Vielmehr gewährt das LNGG den Nachprüfungsinstanzen erstmals ein Ermessen, von der zwingenden Unwirksamkeitsfolge des § 135 Absatz 1 GWB abzusehen, indem sie eine Abwägungsentscheidung über die Unwirksamkeit oder alternative Sanktionen treffen können. In die Abwägung sind angesichts der äußersten Dringlichkeit der Vorhaben nach § 2 LNGG und der Gefährdung überragender öffentlicher Interessen die zwingenden Gründe eines Allgemeininteresses für ein Absehen von der Unwirksamkeit bei Vorhaben nach § 2 LNGG angesichts des Zweckes von § 1 LNGG und des besonderen Interesses nach § 3 LNGG einzubeziehen.

Sollte eine Nachprüfungsinstanz gleichwohl auf die Unwirksamkeit entscheiden, so darf dies nur die noch zu erfüllenden Verpflichtungen betreffen, d.h. sie gilt allein für die Zukunft und nicht rückwirkend. Begründet wird dies zutreffend mit der äußersten Dringlichkeit der Vorhaben nach § 2 LNGG und dem überwiegenden Interesse an dem Fortbestand der Anlagen zur Verhinderung der Gefährdung überragender öffentlicher Interessen von herausragender Bedeutung.

Beschränkte Rechtsbehelfe

Rechtsbehelfe gegen eine Zulassungsentscheidung für die Vorhaben nach § 2 LNGG haben generell keine aufschiebende Wirkung, d.h. die sofortige Vollziehung wird gesetzlich angeordnet. Dies trägt zur Planungssicherheit des Vorhabenträgers bei.

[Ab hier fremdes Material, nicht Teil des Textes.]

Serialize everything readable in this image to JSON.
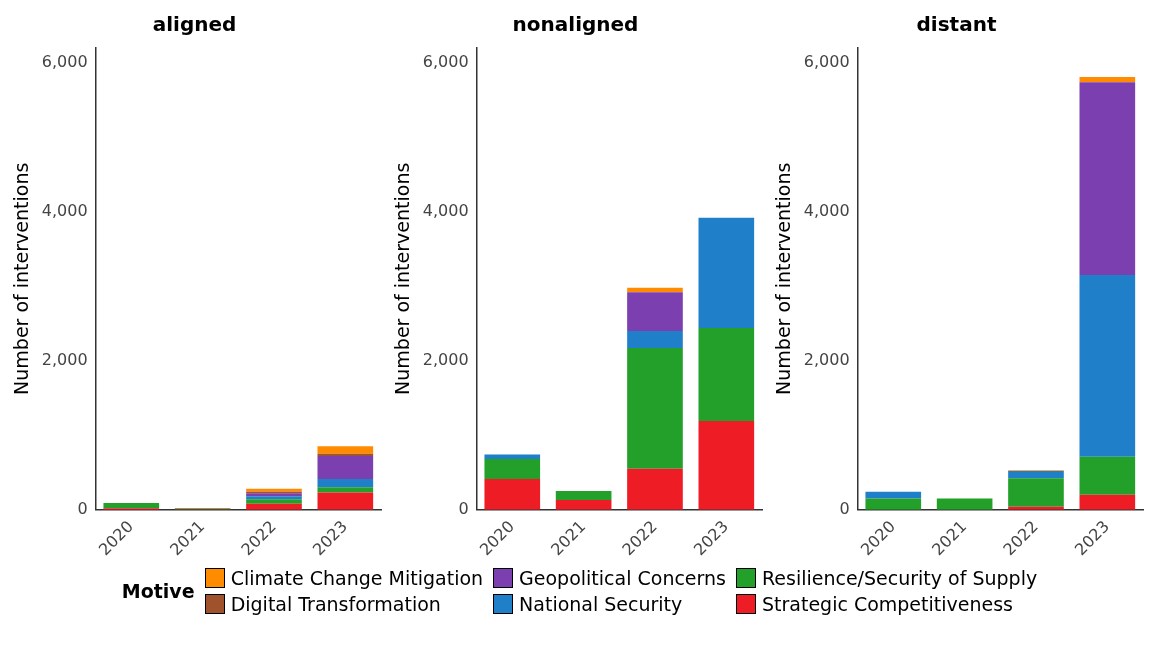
{
  "chart_data": [
    {
      "type": "bar",
      "title": "aligned",
      "ylabel": "Number of interventions",
      "categories": [
        "2020",
        "2021",
        "2022",
        "2023"
      ],
      "stacked": true,
      "ylim": [
        0,
        6200
      ],
      "yticks": [
        {
          "value": 0,
          "label": "0"
        },
        {
          "value": 2000,
          "label": "2,000"
        },
        {
          "value": 4000,
          "label": "4,000"
        },
        {
          "value": 6000,
          "label": "6,000"
        }
      ],
      "grid": false,
      "legend": "bottom",
      "legend_title": "Motive",
      "series": [
        {
          "name": "Strategic Competitiveness",
          "color": "#ee1c25",
          "values": [
            20,
            10,
            80,
            230
          ]
        },
        {
          "name": "Resilience/Security of Supply",
          "color": "#22a02a",
          "values": [
            70,
            10,
            60,
            70
          ]
        },
        {
          "name": "National Security",
          "color": "#1f7fc8",
          "values": [
            0,
            0,
            40,
            110
          ]
        },
        {
          "name": "Geopolitical Concerns",
          "color": "#7b3fb0",
          "values": [
            0,
            0,
            40,
            310
          ]
        },
        {
          "name": "Digital Transformation",
          "color": "#a0522d",
          "values": [
            0,
            0,
            20,
            30
          ]
        },
        {
          "name": "Climate Change Mitigation",
          "color": "#ff8c00",
          "values": [
            0,
            0,
            40,
            100
          ]
        }
      ]
    },
    {
      "type": "bar",
      "title": "nonaligned",
      "ylabel": "Number of interventions",
      "categories": [
        "2020",
        "2021",
        "2022",
        "2023"
      ],
      "stacked": true,
      "ylim": [
        0,
        6200
      ],
      "yticks": [
        {
          "value": 0,
          "label": "0"
        },
        {
          "value": 2000,
          "label": "2,000"
        },
        {
          "value": 4000,
          "label": "4,000"
        },
        {
          "value": 6000,
          "label": "6,000"
        }
      ],
      "grid": false,
      "series": [
        {
          "color": "#ee1c25",
          "values": [
            410,
            130,
            550,
            1190
          ]
        },
        {
          "color": "#22a02a",
          "values": [
            270,
            120,
            1620,
            1250
          ]
        },
        {
          "color": "#1f7fc8",
          "values": [
            60,
            0,
            230,
            1480
          ]
        },
        {
          "color": "#7b3fb0",
          "values": [
            0,
            0,
            520,
            0
          ]
        },
        {
          "color": "#a0522d",
          "values": [
            0,
            0,
            0,
            0
          ]
        },
        {
          "color": "#ff8c00",
          "values": [
            0,
            0,
            60,
            0
          ]
        }
      ]
    },
    {
      "type": "bar",
      "title": "distant",
      "ylabel": "Number of interventions",
      "categories": [
        "2020",
        "2021",
        "2022",
        "2023"
      ],
      "stacked": true,
      "ylim": [
        0,
        6200
      ],
      "yticks": [
        {
          "value": 0,
          "label": "0"
        },
        {
          "value": 2000,
          "label": "2,000"
        },
        {
          "value": 4000,
          "label": "4,000"
        },
        {
          "value": 6000,
          "label": "6,000"
        }
      ],
      "grid": false,
      "series": [
        {
          "color": "#ee1c25",
          "values": [
            0,
            0,
            40,
            200
          ]
        },
        {
          "color": "#22a02a",
          "values": [
            150,
            150,
            380,
            510
          ]
        },
        {
          "color": "#1f7fc8",
          "values": [
            90,
            0,
            100,
            2440
          ]
        },
        {
          "color": "#7b3fb0",
          "values": [
            0,
            0,
            0,
            2590
          ]
        },
        {
          "color": "#a0522d",
          "values": [
            0,
            0,
            0,
            0
          ]
        },
        {
          "color": "#ff8c00",
          "values": [
            0,
            0,
            10,
            70
          ]
        }
      ]
    }
  ]
}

Das LNGG legt die erst- und letztinstanzliche Zuständigkeit des Bundesverwal­tungsgerichts bei Vorhaben nach § 2 LNGG fest. Damit wird eine erhebliche Verfahrensbeschleunigung erzielt. Denn im Vergleich zum „normalen Instanzenzug“ mit der Eingangsinstanz bei den Verwaltungs- oder Oberverwaltungs­gerichten entfällt das Risiko eines anschließenden Revisionsverfahrens beim Bundes­verwaltungsgericht. Wie die Praxis zeigt, können Revisionsverfahren zu einer Zurückverweisung an das (Ober-) Verwaltungsgericht führen, wo ggf. weitere Sachaufklärung zu betreiben ist.

Fazit

Insgesamt ist festzuhalten, dass der Gesetzgeber entscheidende Hürden für große Infrastrukturvorhaben im LNG-Bereich deutlich erleichtert und teilweise beseitigt hat. Dies kann eine Blaupause für zukünftige große Infrastrukturvorhaben in Deutschland, etwa bei dem Fernleitungsnetzausbau oder der Wasserstoff­infra­struktur sein.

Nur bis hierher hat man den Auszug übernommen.